Format-preserving encryption (FPE) offers a fundamentally new way to encrypt structured data, such as credit card numbers or Social Security numbers. Encrypted data retains its original size/length and format, and, as a result, organizations don't need to make time-consuming modifications to applications or database schemas. This approach makes it possible to integrate data-level encryption everywhere, even legacy business application frameworks, overcoming a hurdle that was previously insurmountable. (FPE is a mode of the advanced encryption standard [AES], recognized by the National Institute of Standards and Technology.)

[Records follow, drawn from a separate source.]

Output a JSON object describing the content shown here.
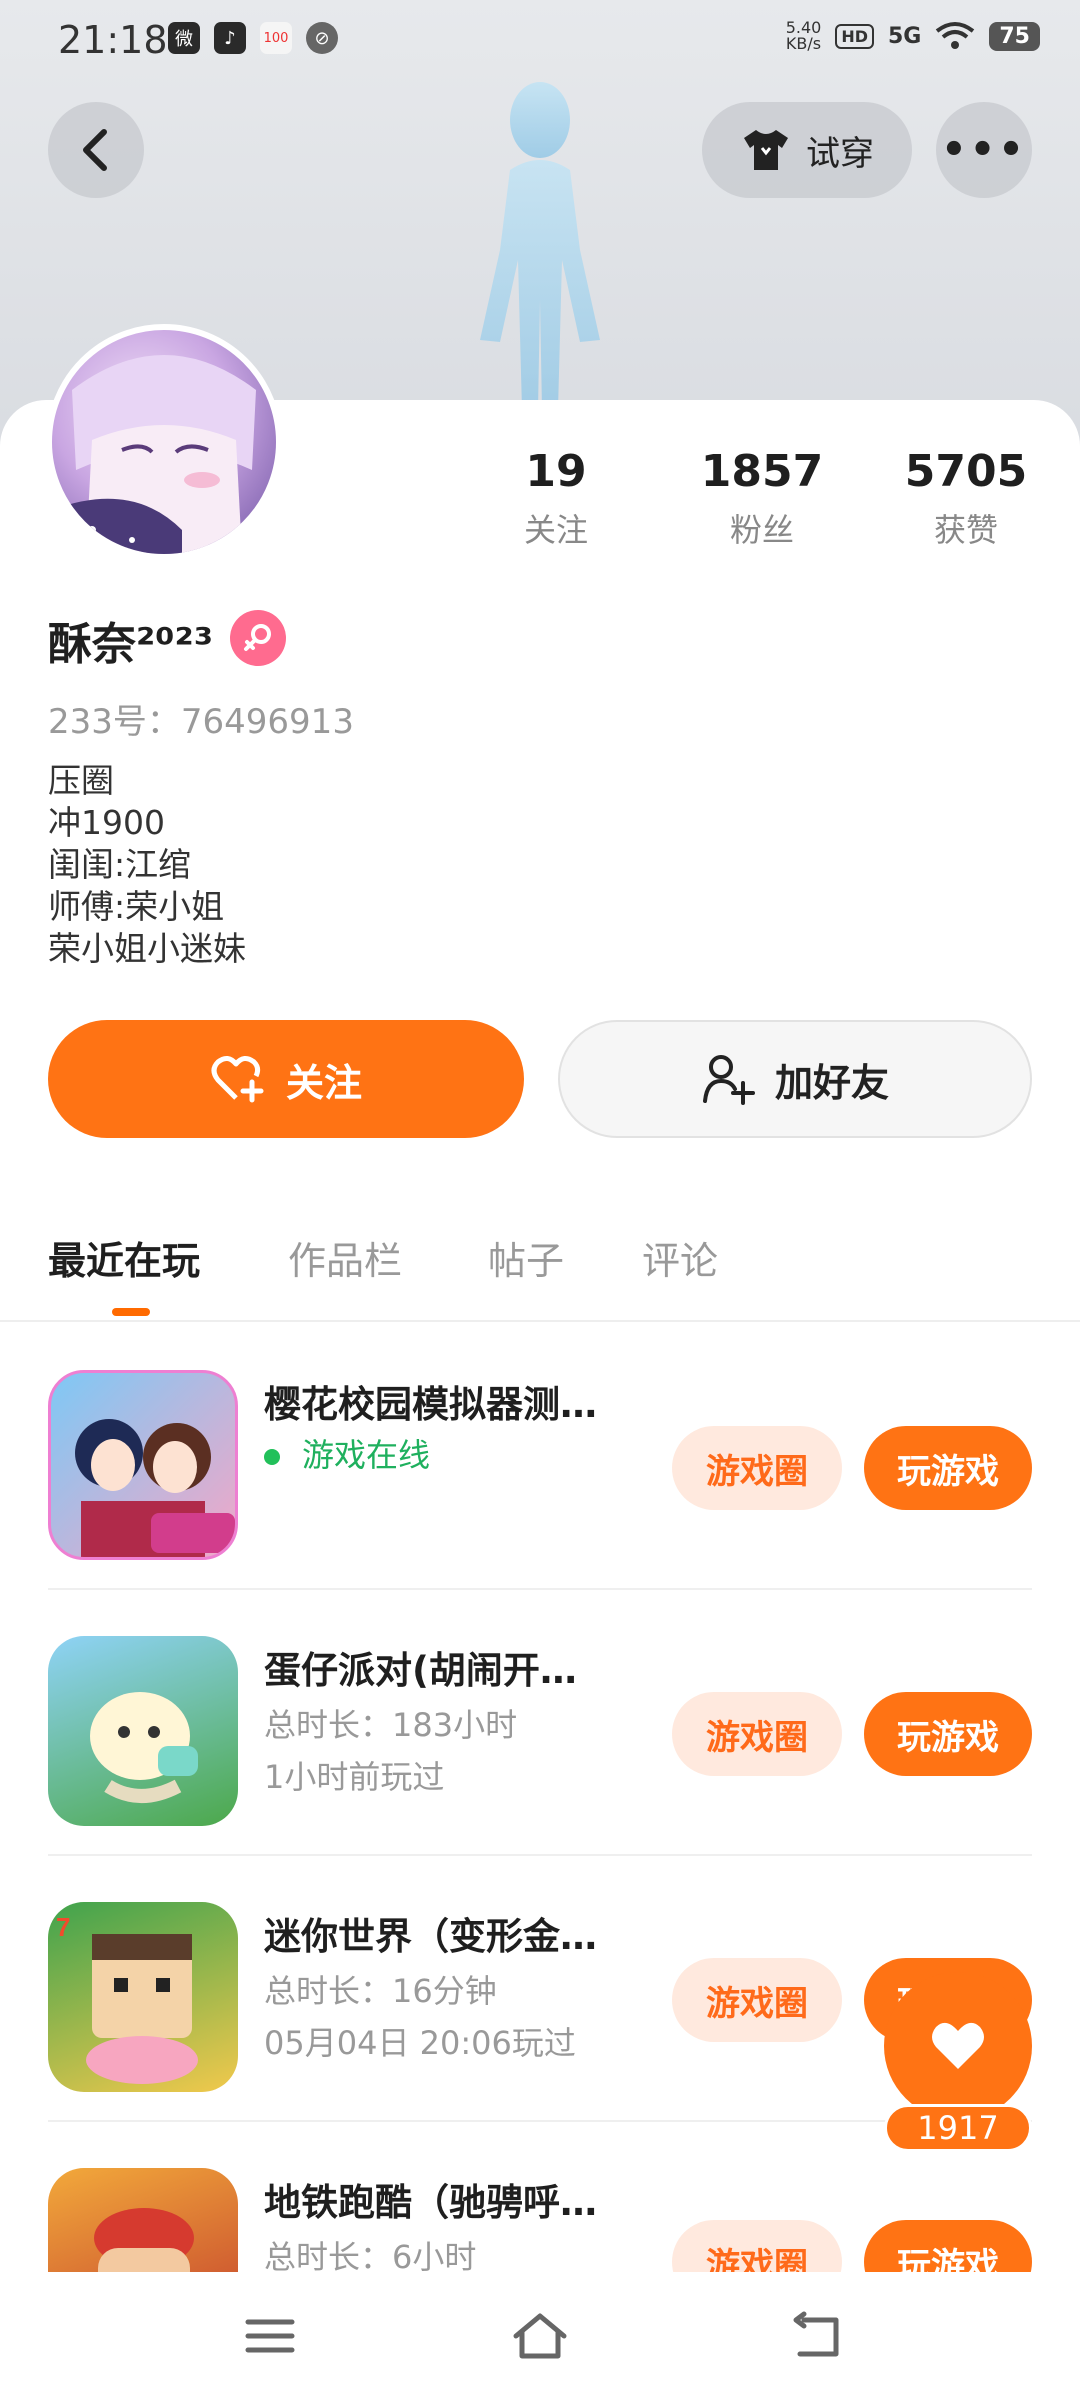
{
  "status_bar": {
    "time": "21:18",
    "apps": [
      "微",
      "♪",
      "100",
      "⊘"
    ],
    "net_speed": "5.40",
    "net_unit": "KB/s",
    "hd": "HD",
    "signal": "5G",
    "battery": "75"
  },
  "header": {
    "tryon_label": "试穿",
    "more_label": "•••"
  },
  "profile": {
    "nickname": "酥奈²⁰²³",
    "id_text": "233号：76496913",
    "bio": [
      "压圈",
      "冲1900",
      "闺闺:江绾",
      "师傅:荣小姐",
      "荣小姐小迷妹"
    ],
    "stats": [
      {
        "value": "19",
        "label": "关注"
      },
      {
        "value": "1857",
        "label": "粉丝"
      },
      {
        "value": "5705",
        "label": "获赞"
      }
    ],
    "follow_label": "关注",
    "add_friend_label": "加好友"
  },
  "tabs": [
    "最近在玩",
    "作品栏",
    "帖子",
    "评论"
  ],
  "games": [
    {
      "title": "樱花校园模拟器测…",
      "line1": "游戏在线",
      "line2": "",
      "circle": "游戏圈",
      "play": "玩游戏"
    },
    {
      "title": "蛋仔派对(胡闹开…",
      "line1": "总时长：183小时",
      "line2": "1小时前玩过",
      "circle": "游戏圈",
      "play": "玩游戏"
    },
    {
      "title": "迷你世界（变形金…",
      "line1": "总时长：16分钟",
      "line2": "05月04日 20:06玩过",
      "circle": "游戏圈",
      "play": "玩游戏"
    },
    {
      "title": "地铁跑酷（驰骋呼…",
      "line1": "总时长：6小时",
      "line2": "",
      "circle": "游戏圈",
      "play": "玩游戏"
    }
  ],
  "like_float": {
    "count": "1917"
  },
  "colors": {
    "accent": "#ff7314",
    "online": "#1fb05e",
    "gender": "#ff6b8f"
  }
}
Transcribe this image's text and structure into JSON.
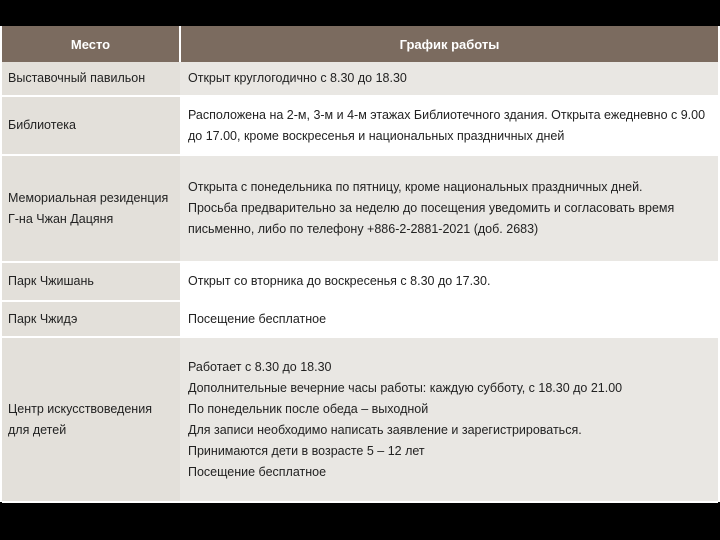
{
  "table": {
    "headers": [
      "Место",
      "График работы"
    ],
    "rows": [
      {
        "place": "Выставочный павильон",
        "schedule": [
          "Открыт круглогодично с 8.30 до 18.30"
        ]
      },
      {
        "place": "Библиотека",
        "schedule": [
          "Расположена на 2-м, 3-м и 4-м этажах Библиотечного здания. Открыта ежедневно с 9.00",
          "до 17.00, кроме воскресенья и национальных праздничных дней"
        ]
      },
      {
        "place": "Мемориальная резиденция Г-на Чжан Дацяня",
        "schedule": [
          "Открыта с понедельника по пятницу, кроме национальных праздничных дней.",
          "Просьба предварительно за неделю до посещения уведомить и согласовать время",
          "письменно, либо по телефону +886-2-2881-2021 (доб. 2683)"
        ]
      },
      {
        "place": "Парк Чжишань",
        "schedule": [
          "Открыт со вторника до воскресенья с 8.30 до 17.30."
        ]
      },
      {
        "place": "Парк Чжидэ",
        "schedule": [
          "Посещение бесплатное"
        ]
      },
      {
        "place": "Центр искусствоведения для детей",
        "schedule": [
          "Работает с 8.30 до 18.30",
          "Дополнительные вечерние часы работы: каждую субботу, с 18.30 до 21.00",
          "По понедельник после обеда – выходной",
          "Для записи необходимо написать заявление и зарегистрироваться.",
          "Принимаются дети в возрасте 5 – 12 лет",
          "Посещение бесплатное"
        ]
      }
    ]
  }
}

It's essentially counterintuitive for corporations to plan for a breach; the thinking is always to prevent attacks rather than prepare for the aftermath. But it's exactly the right philosophy in an environment where many financial services providers have data that, in the wrong hands, is worth more than all of history's greatest bank robberies combined.
Enterprises that have been at the receiving end of criminals' attention know the difference this security strategy can provide. "Every single breach I know of wouldn't have happened if our end-to-end encryption solution had been there," says Bob Carr, CEO of Heartland Payment Systems, which suffered a severe data breach a few years ago and has since transformed its security structure with a data-centric approach.
Imagine a scenario in which cyber criminals deploy resources worldwide to penetrate a network and retrieve the data. Then they find the data is worthless, essentially gold turned into straw. That's what end-to-end encryption within a data-centric security strategy offers.
Mark Bower is VP of product management for security solutions provider Voltage Security. Bower has more than two decades of experience in the data protection area. His expertise spans electronic banking, smartcard payment systems, Public Key Infrastructure (PKI), identity management systems and cloud security both for the commercial and government sectors.